The debt fell to 32.5 percent of GDP by 1981 and then started its rise — to 67.1 percent of GDP in 1996, to 83.4 percent today and an expected 102.6 percent by 2015, according to the Office of Management and Budget.
Unless constrained, according to Conrad, the debt will soar to 300 percent of GDP by 2040 and 400 percent by 2050 — overwhelmingly held by foreigners.
Rep. Frank Wolf (R-Va.), House sponsor of a parallel commission plan, told Roll Call, “My Republican colleagues are afraid to talk about tax increases, but these debts will guarantee tax increases.—
So, for the sake of their grandchildren and national security, it’s incumbent upon Republicans and Democrats to come together on this. It’s their patriotic duty. Failure to do so will constitute abdication of the most unforgiveable sort.

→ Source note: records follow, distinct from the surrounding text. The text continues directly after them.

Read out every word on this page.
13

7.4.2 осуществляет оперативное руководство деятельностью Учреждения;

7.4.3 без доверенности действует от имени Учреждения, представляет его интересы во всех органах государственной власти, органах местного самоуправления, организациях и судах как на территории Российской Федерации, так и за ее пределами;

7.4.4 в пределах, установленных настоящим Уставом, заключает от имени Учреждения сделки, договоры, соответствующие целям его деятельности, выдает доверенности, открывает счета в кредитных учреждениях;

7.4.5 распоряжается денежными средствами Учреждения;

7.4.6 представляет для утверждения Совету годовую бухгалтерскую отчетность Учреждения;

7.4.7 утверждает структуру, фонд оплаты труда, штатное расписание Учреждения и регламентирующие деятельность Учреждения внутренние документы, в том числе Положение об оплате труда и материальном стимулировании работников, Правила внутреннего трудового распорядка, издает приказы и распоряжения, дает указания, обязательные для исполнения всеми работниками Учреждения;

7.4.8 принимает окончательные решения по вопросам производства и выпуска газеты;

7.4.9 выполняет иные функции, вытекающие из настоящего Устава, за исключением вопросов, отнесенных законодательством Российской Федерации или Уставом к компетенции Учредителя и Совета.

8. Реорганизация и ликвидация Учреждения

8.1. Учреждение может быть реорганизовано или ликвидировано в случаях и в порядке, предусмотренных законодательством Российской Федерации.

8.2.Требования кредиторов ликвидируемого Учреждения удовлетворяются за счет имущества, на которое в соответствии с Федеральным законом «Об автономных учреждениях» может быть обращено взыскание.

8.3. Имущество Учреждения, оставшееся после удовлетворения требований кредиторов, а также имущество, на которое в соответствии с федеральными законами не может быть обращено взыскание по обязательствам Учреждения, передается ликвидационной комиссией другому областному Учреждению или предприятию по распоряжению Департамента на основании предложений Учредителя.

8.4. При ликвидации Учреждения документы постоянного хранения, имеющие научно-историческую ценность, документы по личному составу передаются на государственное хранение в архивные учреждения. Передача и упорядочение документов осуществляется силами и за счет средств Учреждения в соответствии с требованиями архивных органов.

President George W. Bush proposed a deficit commission, but Democrats refused to serve on it. President Barack Obama is proposing one now, and Republicans are refusing to serve on it.
The Conrad-Gregg commission fell seven votes short of passage last week. Wolf’s proposal (co-sponsored with Democratic Rep. Jim Cooper of Tennessee) has never reached the House floor.
We’d prefer that the House and Senate solve the debt problem through regular order. But they haven’t come close. So it’s time for Obama to call Republican and Democratic leaders down to the White House and figure out how to get to work solving this problem or, as Wolf puts it, the 21st century will be the Chinese century.